Модально-темпоральная специфика предикативно-инфинитивной модели

Специфика модальности, реализующейся в исследуемой модели, порождает темпоральные особенности синтаксемы. Топологические свойства времени в синтаксеме определяют ее специфику. Мы определяем экзистенциальное значение времени в синтаксеме как национально-специфическое. В этом утверждении не приравнивается грамматическое и лингвокультурологическое. Грамматика обосновывает прагматику, та в свою очередь формирует лингвокультурный феномен. Таким образом, речь идет не об экзистенциальной семантике грамматитческой категории времени как о лингвокультурном явлении.

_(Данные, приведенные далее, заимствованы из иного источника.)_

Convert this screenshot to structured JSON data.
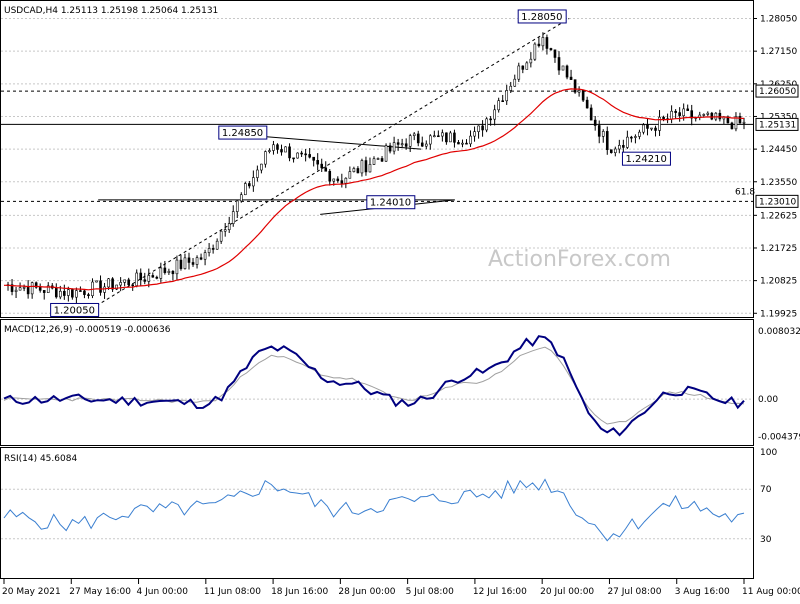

Рассмотрим подробнее топологию грамматической категории времени на примере побудительных предикативно-инфинитивных синтаксем через призму лингвокультурологии. Преже всего, несколько слов о термине «топология». Математики определяют топологию как раздел, изучающий в самом общем виде явление непрерывности, в частности свойства пространства, которые остаются неизменными при непрерывных деформациях [Михеева, 2010: 74-78]. «В философской литературе термин топологический употребляется как антоним слова «метрический (количественный)» и означает «качественный, инвариантный». Поэтому часто топологические, или качественные, свойства противопоставляют метрическим, количественным, (хотя и те, и другие универсальны), качественную, динамическую характеристику времени - количественной, статической.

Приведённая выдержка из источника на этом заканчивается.